El ADN de los españoles no es tan uniforme como cuenta el relato
Los servicios de “GPS genético” basados en la calculadora Eurogenes K36 están poniendo en dificultades la idea de una identidad española compacta. Un análisis de miles de datos cruzados muestra que un hombre con apellidos castellanos de toda la vida puede cargar con un 22,77% de componente italiano, un 5,25% de Próximo Oriente y un 3,64% de Norte de África. La herramienta le sitúa cerca de Baleares y Galicia, no en Castilla.
Esto no es una rareza. Los modelos de mezcla aplicados a españoles “medios” arrojan distancias genéticas considerables respecto a la media peninsular, y los que se consideraban marcadores de linaje —el apellido— resultan casi inútiles: la adopción de apellidos de señores o abuelos maternos ha roto cualquier correlación fiable. Hay quien acaba localizado en el Mediterráneo, a medio camino entre Valencia y Mallorca; al menos simplifica la elección de playa.
De dónde sale el 22% de Italia: migraciones, no abuelos italianos
El caso paradigmático: genealogía cien por cien castellana y, pese a ello, un componente italiano descomunal en el análisis autosómico. Los cálculos con oráculos de dos y tres poblaciones sugieren que ese “italiano” funciona como proxy de antiguas mezclas mediterráneas orientales —griegos, fenicios, romanos—, no como prueba de un tatarabuelo de Lombardía. Las herramientas específicas para ADN sefardí dan negativo, lo que apunta a que el componente levantino es más antiguo que la expulsión de 1492.
La media, conviene repetirlo, es un espejismo. Hay españoles con un 5% de componente iberomauritano y otros con un 8%, mientras que en Canarias se alcanza el 10%. La cifra media peninsular se sostiene porque hay individuos “tipo vasco” que tiran de ella hacia abajo. Muy poca gente está realmente en la media.
El negocio del ADN: gratis en las tripas, caro en la fachada
Lo más incómodo para la industria es que los cálculos “avanzados” no requieren pagar nada más que el test inicial. Todo lo que venden las webs de análisis —mapas, percentiles, coordenadas G25— puede extraerse directamente del archivo raw data con herramientas gratuitas o de código abierto. Las coordenadas G25 reales cuestan 15 euros, pero las simuladas se obtienen gratis a partir de Eurogenes K36. Hay quien paga por comodidad; otros lo llaman directamente “estafa”.
Los tamaños de las bases de datos explican la calidad dispar:
- AncestryDNA: más de 22 millones de muestras
- 23andMe: unos 12 millones
- MyHeritage: 5,8 millones
- FamilyTreeDNA: 1,7 millones
- GEDmatch: 1,4 millones
Al estar los conjuntos dominados por estadounidenses de origen europeo, los ibéricos salen peor parados en las subregiones.
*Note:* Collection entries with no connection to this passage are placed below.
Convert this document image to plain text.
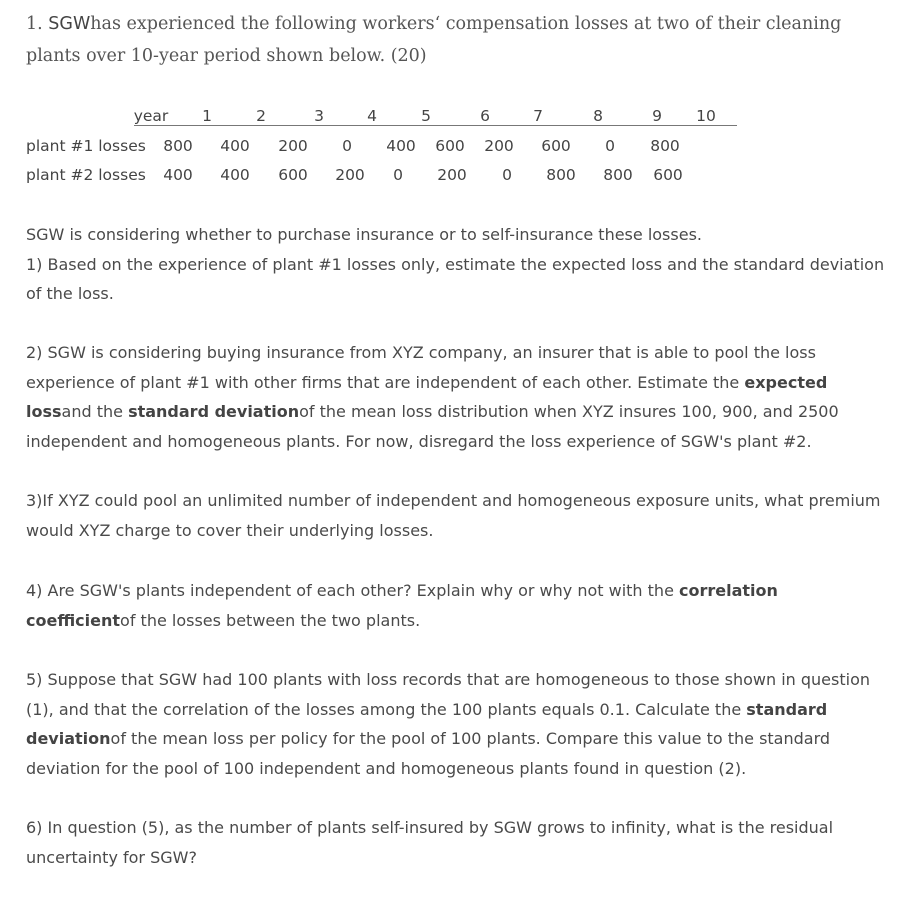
1. SGWhas experienced the following workers‘ compensation losses at two of their cleaning plants over 10-year period shown below. (20)

year 1	2	3	4	5	6	7	8	9 10
plant #1 losses 800 400 200 0 400 600 200 600 0 800
plant #2 losses 400 400 600 200 0 200 0 800 800 600
SGW is considering whether to purchase insurance or to self-insurance these losses.
1) Based on the experience of plant #1 losses only, estimate the expected loss and the standard deviation of the loss.

2) SGW is considering buying insurance from XYZ company, an insurer that is able to pool the loss experience of plant #1 with other firms that are independent of each other. Estimate the expected lossand the standard deviationof the mean loss distribution when XYZ insures 100, 900, and 2500 independent and homogeneous plants. For now, disregard the loss experience of SGW's plant #2.

3)If XYZ could pool an unlimited number of independent and homogeneous exposure units, what premium would XYZ charge to cover their underlying losses.

4) Are SGW's plants independent of each other? Explain why or why not with the correlation coefficientof the losses between the two plants.

5) Suppose that SGW had 100 plants with loss records that are homogeneous to those shown in question (1), and that the correlation of the losses among the 100 plants equals 0.1. Calculate the standard deviationof the mean loss per policy for the pool of 100 plants. Compare this value to the standard deviation for the pool of 100 independent and homogeneous plants found in question (2).

6) In question (5), as the number of plants self-insured by SGW grows to infinity, what is the residual uncertainty for SGW?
La paradoja de la pureza: antes de la última glaciación no hay nada
La tentación de usar la genética para certificar purezas étnicas choca con la realidad: no hay pueblos puros desde hace al menos 30.000 años. Incluso poblaciones aisladas como aborígenes australianos presentan mezcla. Los análisis de muestras antiguas de la España Visigoda de Granada muestran que “los visigodos” eran casi todo menos visigodos: 29,8% vasco, 23,4% vasco francés, 19% griego del Peloponeso, 16,4% bereber tuneciano y solo un 7% germánico. El componente germánico de un “español típico” rara vez pasa del 7%.
Privacidad: ¿a quién le regalas tu genoma?
Entre las herramientas de predicción de fenotipo y los mapas de calor, hay una corriente que desconfía del negocio. Los temores van desde la futura discriminación en seguros y préstamos hasta la creación de bases de datos de población semi-endémica. No son teorías conspirativas: cada muestra subida es un activo en manos de empresas que aún no tienen marco legal claro en muchos países.
La curiosidad seguirá ganando. El último mapa GPS compartido situaba a un participante en un punto de Murcia cercano a Puerto Ortiz, con coordenadas exactas. Nadie ha explicado del todo si esa precisión es ciencia o hipnosis cartográfica. Pero lo que ya no se puede sostener es el cuento de un español genéticamente homogéneo esperando en el mesón.